I can’t tell anyone. If I went to the cafe owner, or to the police in Qatif, and told them the Mabahit is planning to use me to break a man’s legs for disrespect, they’d laugh in my face before they locked me up. It’s a perfect trap. Their paid bots and trolls infest the Saudi internet, ready to mock anyone who speaks up, calling them schizophrenics, liars, drama queens. They’ve made it so that the most brutal truth sounds like the craziest fantasy. I despise this kingdom. I despise the gleaming cars and the hollow men inside them.
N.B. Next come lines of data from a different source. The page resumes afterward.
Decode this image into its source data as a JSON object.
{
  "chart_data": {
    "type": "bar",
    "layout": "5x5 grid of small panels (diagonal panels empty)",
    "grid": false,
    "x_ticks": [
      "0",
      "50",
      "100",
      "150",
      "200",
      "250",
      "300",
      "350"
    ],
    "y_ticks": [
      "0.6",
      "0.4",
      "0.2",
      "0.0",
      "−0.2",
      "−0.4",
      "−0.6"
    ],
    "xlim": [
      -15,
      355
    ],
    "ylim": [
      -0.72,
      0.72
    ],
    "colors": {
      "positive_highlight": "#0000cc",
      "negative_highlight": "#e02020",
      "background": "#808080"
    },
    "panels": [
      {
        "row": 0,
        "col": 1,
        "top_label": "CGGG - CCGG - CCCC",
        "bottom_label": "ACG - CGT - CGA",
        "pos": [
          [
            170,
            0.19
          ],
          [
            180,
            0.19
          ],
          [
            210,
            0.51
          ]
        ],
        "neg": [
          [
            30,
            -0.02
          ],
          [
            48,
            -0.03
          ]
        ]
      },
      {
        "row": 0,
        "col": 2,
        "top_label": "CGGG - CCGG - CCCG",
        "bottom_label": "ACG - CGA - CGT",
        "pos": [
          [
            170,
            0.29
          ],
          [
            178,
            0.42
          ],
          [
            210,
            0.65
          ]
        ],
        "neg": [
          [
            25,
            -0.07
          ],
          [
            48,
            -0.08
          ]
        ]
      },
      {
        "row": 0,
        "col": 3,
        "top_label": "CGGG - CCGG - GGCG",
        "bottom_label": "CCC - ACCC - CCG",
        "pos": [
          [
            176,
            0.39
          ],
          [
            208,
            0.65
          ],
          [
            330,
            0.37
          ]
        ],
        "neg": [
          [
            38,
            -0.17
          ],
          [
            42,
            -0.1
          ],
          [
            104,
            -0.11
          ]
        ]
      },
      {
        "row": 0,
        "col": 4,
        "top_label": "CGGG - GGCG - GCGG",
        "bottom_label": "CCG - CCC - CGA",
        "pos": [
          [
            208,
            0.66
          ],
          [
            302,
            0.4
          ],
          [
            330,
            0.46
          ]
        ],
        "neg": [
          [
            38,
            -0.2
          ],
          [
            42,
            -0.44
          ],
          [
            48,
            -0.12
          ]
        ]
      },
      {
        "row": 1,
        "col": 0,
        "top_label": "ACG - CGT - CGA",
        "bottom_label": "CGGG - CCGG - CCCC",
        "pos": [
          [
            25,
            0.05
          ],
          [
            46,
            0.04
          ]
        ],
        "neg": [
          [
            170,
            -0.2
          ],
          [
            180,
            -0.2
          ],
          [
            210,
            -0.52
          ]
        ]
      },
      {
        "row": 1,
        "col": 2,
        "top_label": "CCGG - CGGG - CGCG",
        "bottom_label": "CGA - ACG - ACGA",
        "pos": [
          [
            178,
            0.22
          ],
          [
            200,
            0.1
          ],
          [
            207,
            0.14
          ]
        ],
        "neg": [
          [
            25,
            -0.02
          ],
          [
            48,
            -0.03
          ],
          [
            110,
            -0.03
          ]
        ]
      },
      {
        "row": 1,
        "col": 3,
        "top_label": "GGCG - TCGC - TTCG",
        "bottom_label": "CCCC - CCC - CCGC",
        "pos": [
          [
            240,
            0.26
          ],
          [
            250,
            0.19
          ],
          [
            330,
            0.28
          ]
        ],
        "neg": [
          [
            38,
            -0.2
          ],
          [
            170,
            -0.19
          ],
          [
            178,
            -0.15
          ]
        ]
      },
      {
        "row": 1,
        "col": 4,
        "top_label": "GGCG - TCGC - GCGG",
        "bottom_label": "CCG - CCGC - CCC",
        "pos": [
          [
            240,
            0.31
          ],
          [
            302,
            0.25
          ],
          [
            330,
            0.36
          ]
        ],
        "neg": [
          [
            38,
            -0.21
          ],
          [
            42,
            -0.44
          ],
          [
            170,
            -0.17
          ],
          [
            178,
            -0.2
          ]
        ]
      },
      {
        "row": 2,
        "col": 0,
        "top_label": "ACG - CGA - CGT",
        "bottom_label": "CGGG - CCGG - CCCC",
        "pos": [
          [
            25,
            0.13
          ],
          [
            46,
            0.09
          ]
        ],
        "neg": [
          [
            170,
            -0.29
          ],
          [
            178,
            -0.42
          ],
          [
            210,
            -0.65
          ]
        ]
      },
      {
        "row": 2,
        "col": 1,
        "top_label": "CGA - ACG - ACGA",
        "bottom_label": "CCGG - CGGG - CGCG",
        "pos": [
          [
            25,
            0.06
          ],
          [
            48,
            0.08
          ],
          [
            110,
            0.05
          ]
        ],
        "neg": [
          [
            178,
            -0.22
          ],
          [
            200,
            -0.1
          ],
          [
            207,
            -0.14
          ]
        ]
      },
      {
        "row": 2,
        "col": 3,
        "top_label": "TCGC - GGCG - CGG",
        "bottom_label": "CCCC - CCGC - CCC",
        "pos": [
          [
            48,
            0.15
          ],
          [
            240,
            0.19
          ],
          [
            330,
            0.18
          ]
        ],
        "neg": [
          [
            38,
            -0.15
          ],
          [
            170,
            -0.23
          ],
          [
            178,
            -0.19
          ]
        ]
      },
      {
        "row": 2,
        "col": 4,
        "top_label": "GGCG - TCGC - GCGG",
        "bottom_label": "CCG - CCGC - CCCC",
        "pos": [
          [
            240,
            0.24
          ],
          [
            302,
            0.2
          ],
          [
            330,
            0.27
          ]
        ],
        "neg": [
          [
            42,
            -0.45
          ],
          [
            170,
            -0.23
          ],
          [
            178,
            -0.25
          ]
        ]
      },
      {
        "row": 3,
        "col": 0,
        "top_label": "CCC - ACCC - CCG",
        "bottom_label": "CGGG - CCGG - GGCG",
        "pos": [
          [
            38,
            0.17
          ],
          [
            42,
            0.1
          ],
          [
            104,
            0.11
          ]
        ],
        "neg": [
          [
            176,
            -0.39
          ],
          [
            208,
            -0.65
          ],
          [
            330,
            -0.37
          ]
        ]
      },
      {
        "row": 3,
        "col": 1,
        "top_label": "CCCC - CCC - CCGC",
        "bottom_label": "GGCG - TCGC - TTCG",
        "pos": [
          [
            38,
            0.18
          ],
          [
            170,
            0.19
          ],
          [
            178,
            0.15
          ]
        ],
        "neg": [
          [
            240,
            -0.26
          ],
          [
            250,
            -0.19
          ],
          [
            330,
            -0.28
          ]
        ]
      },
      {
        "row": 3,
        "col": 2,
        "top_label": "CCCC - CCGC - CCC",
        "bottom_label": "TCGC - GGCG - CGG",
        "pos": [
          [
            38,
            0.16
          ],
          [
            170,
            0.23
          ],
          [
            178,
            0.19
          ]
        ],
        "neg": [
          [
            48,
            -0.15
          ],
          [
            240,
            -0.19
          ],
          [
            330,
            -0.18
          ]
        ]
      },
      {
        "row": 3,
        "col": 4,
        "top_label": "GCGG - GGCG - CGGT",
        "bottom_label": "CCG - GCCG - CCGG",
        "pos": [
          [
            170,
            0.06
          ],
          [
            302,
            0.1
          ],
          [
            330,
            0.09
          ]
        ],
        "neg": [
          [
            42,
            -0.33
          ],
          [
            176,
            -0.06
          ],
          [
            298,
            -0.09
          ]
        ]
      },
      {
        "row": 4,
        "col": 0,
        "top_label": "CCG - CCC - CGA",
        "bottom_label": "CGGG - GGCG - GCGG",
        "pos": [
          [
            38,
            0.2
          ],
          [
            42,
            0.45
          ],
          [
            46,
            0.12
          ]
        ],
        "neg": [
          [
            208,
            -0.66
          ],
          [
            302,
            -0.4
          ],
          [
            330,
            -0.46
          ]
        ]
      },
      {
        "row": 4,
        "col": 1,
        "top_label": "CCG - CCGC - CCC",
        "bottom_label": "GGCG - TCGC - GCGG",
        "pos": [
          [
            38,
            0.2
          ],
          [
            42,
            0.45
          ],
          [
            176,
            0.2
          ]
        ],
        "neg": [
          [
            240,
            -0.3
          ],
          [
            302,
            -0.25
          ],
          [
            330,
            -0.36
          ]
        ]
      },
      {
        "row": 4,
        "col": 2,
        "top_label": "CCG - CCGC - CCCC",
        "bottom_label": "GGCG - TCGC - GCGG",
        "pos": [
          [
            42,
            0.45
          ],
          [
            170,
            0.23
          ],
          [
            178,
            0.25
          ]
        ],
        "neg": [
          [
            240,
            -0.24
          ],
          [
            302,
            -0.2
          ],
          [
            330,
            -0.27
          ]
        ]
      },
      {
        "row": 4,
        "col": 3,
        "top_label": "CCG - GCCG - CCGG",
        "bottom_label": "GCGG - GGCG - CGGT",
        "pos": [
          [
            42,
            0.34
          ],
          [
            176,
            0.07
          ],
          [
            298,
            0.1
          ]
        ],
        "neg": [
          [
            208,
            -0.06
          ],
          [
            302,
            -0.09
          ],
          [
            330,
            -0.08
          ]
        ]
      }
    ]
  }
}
I hate the fact that my own government, the Mabahit, would do this to me, would try to turn me into a monster who breaks people’s bodies for perceived slights. They didn’t just put voices in my head; they hollowed me out and are trying to fill me with their cold, hard justice. I am completely broken, and it’s the Mabahit, they are the ones who did this, and I am just a hammer they are trying to swing.